Ele conclui: “A combinação de desejar que as coisas ocorressem bem e a boa saúde do receptor era a forma padrão de saudação em uma carta pessoal. Estender [a saudação de João] para se referir à prosperidade financeira e material para todos os cristãos de todos os tempos é totalmente estranho ao texto. ”
Fee também questiona a interpretação do movimento de prosperidade do termo "vida em abundância" em João 10:10. O significado não tem nada a ver com abundância material, diz ele, acrescentando que “vida” significa literalmente a “vida da era por vir”. A palavra grega  perrison , traduzida “mais abundantemente” na KJV, significa “simplesmente que os crentes devem aproveitar este dom da vida ao máximo ”, diz ele. “A abundância material não está implícita nem na palavra 'vida' ou 'maximo".

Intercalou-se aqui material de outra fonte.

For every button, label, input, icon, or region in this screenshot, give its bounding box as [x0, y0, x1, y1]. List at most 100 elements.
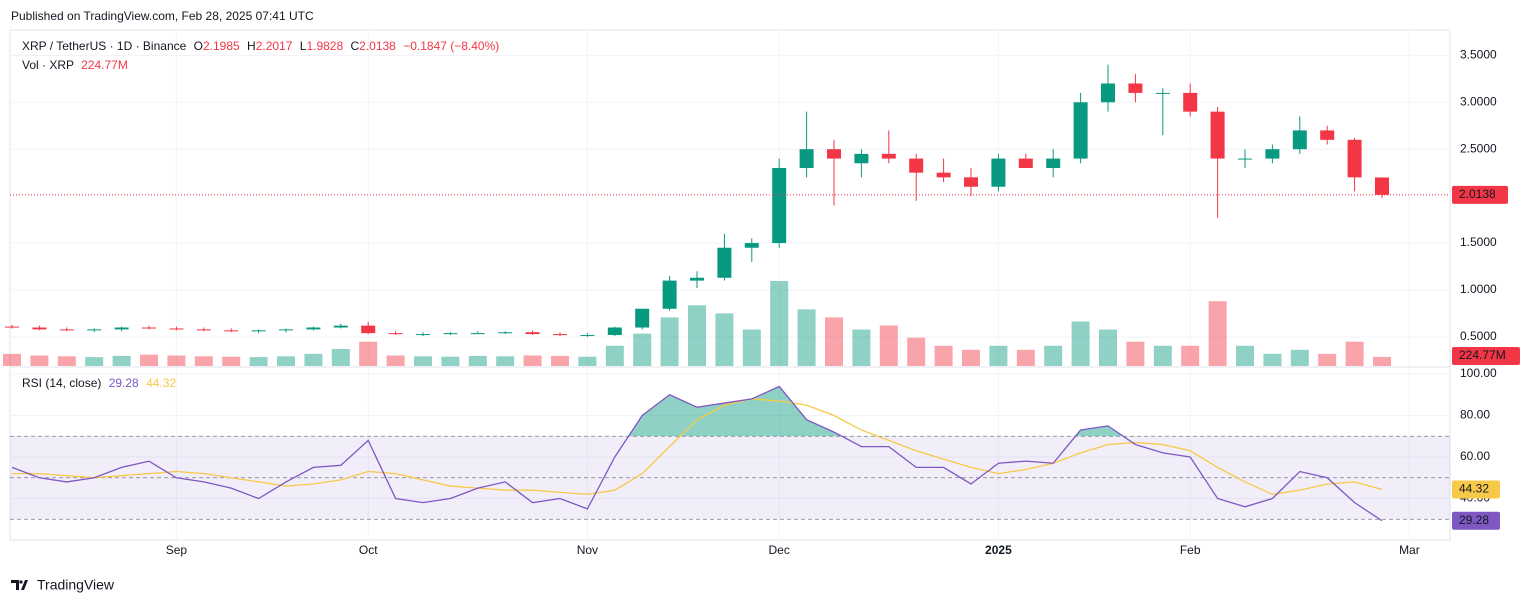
chart-layer: 0.50001.00001.50002.50003.00003.500040.0…: [3, 30, 1520, 557]
low-value: 1.9828: [306, 39, 343, 53]
rsi-tag: [1452, 511, 1500, 530]
volume-bar: [551, 355, 569, 366]
volume-bar: [688, 305, 706, 366]
brand-logo: [11, 580, 28, 590]
volume-bar: [1181, 345, 1200, 366]
volume-bar: [633, 333, 652, 366]
candle-body: [1128, 83, 1143, 93]
volume-bar: [523, 355, 542, 366]
candle-body: [1101, 83, 1115, 103]
candle-body: [744, 243, 759, 248]
open-value: 2.1985: [203, 39, 240, 53]
rsi-ma-line: [12, 398, 1383, 496]
candle-body: [991, 158, 1006, 187]
candle-body: [1347, 139, 1362, 178]
candle-body: [32, 327, 47, 330]
volume-bar: [770, 280, 789, 366]
candle-body: [635, 308, 650, 328]
candle-body: [881, 153, 896, 159]
candle-body: [1183, 92, 1198, 112]
volume-bar: [989, 345, 1008, 366]
volume-title: Vol · XRP: [22, 58, 74, 72]
candle-body: [827, 149, 841, 159]
x-tick-label: Mar: [1399, 543, 1420, 557]
volume-bar: [1345, 341, 1364, 366]
chart-frame: [9, 29, 1451, 541]
volume-bar: [797, 309, 816, 366]
y-tick-label: 1.5000: [1460, 235, 1497, 249]
rsi-tick-label: 100.00: [1460, 366, 1497, 380]
y-tick-label: 2.5000: [1460, 141, 1497, 155]
volume-bar: [825, 317, 843, 366]
published-note: Published on TradingView.com, Feb 28, 20…: [11, 9, 314, 23]
x-tick-label: Sep: [166, 543, 188, 557]
volume-bar: [1208, 301, 1227, 366]
candle-body: [169, 328, 184, 330]
y-tick-label: 3.5000: [1460, 48, 1497, 62]
volume-bar: [496, 356, 515, 366]
candle-body: [662, 280, 677, 309]
volume-bar: [249, 357, 268, 366]
volume-bar: [468, 355, 487, 366]
candle-body: [1210, 111, 1225, 159]
volume-bar: [414, 356, 432, 366]
candle-body: [799, 149, 814, 168]
ohlc-letter: O: [194, 39, 203, 53]
candle-body: [59, 329, 74, 331]
candle-body: [1320, 130, 1335, 140]
candle-body: [607, 327, 622, 336]
volume-tag: [1452, 347, 1520, 365]
rsi-title: RSI (14, close): [22, 376, 101, 390]
volume-bar: [742, 329, 761, 366]
volume-bar: [304, 353, 323, 366]
volume-bar: [359, 341, 378, 366]
volume-bar: [1126, 341, 1145, 366]
candle-body: [1265, 149, 1280, 159]
volume-bar: [140, 354, 158, 366]
rsi-ma-value: 44.32: [146, 376, 176, 390]
brand-name: TradingView: [37, 577, 115, 593]
volume-bar: [715, 313, 734, 366]
candle-body: [388, 333, 403, 335]
volume-bar: [441, 356, 460, 366]
volume-bar: [1236, 345, 1254, 366]
rsi-ma-label: 44.32: [1459, 482, 1489, 496]
volume-bar: [194, 356, 213, 366]
candle-body: [306, 327, 321, 330]
candle-body: [114, 327, 129, 330]
volume-bar: [30, 355, 49, 366]
volume-bar: [57, 356, 76, 366]
candle-body: [1238, 158, 1252, 160]
close-value: 2.0138: [359, 39, 396, 53]
volume-bar: [1263, 353, 1282, 366]
volume-bar: [1016, 349, 1035, 366]
volume-label: 224.77M: [1459, 348, 1506, 362]
last-price-label: 2.0138: [1459, 187, 1496, 201]
volume-bar: [605, 345, 624, 366]
volume-bar: [934, 345, 953, 366]
candle-body: [87, 329, 102, 331]
volume-bar: [578, 356, 597, 366]
candle-body: [772, 167, 787, 244]
volume-bar: [1071, 321, 1090, 366]
candle-body: [580, 335, 595, 337]
legend-volume: Vol · XRP 224.77M: [22, 58, 128, 72]
volume-bar: [907, 337, 926, 366]
y-tick-label: 3.0000: [1460, 94, 1497, 108]
volume-bar: [3, 353, 21, 366]
volume-bar: [277, 356, 295, 366]
x-tick-label: Feb: [1180, 543, 1201, 557]
candle-body: [333, 325, 348, 328]
candle-body: [279, 329, 293, 331]
candle-body: [909, 158, 924, 173]
change-value: −0.1847 (−8.40%): [403, 39, 499, 53]
rsi-label: 29.28: [1459, 513, 1489, 527]
volume-bar: [879, 325, 898, 366]
candle-body: [224, 330, 239, 332]
candle-body: [443, 333, 458, 335]
rsi-value: 29.28: [109, 376, 139, 390]
candle-body: [964, 177, 978, 187]
candle-body: [1018, 158, 1033, 168]
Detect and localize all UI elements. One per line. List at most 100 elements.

O ensino da saúde perfeita é uma distorção do ensino da Bíblia sobre a cura, ele afirma: “Dons de cura pertencem à igreja, mas [a teologia da saúde perfeita] criou ... crentes neuróticos, porque não parecem capazes para reunir "fé suficiente" [para ser curado]. "Novamente, os proponentes da perfeita teologia da saúde" simplesmente não conseguem exegese adequada, que tem a ver com a determinação do significado de um texto em seu contexto original ", diz ele.
Ele cita Gálatas 3:13, um verso favorito dos defensores da saúde perfeita, em que Paulo afirma que "Cristo nos resgatou da maldição da lei" (NIV). Os proponentes ligam este versículo com Deuteronômio 28: 21-22, diz ele, no qual a doença é chamada de uma das maldições da desobediência à lei. 
“Não há nem mesmo a mais remota possibilidade de que Paulo estivesse se referindo às maldições de Deuteronômio 28, quando falou da 'maldição da lei'”, declara Fee. “E 'redenção' em Gálatas tem a ver apenas com uma coisa - como alguém tem direito de estar com Deus?”
A verdadeira questão, diz Fee, não é como fazer com que o texto bíblico “trabalhe por nós”, mas como entender o texto à luz da plena revelação bíblica. Ele reconhece que suas simpatias estão com aqueles que querem ver Deus fazendo milagres de cura.
“É preciso admitir com tristeza que o cristianismo evangélico em geral não espera muito de Deus”, observa ele. “O nível de expectativa da maioria dos cristãos quando se trata do miraculoso é algo entre zero e menos cinco. Mesmo que os evangélicos orem frequentemente, 'Se for Tua vontade, por favor curem fulano de tal', eles provavelmente ... desmaiariam se Deus realmente respondesse. ”
Claramente, Fee ama a Palavra, notando que as heresias estão se infiltrando na igreja por causa da falta de entendimento teológico e má interpretação das Escrituras. O que é necessário, ele enfatiza, é a interpretação bíblica viva, sonora e cheia do Espírito. “Se eu pudesse dizer uma coisa para a igreja americana”, ele adverte, “seria isto: mantenha a integridade com as Escrituras e a experiência espiritual.”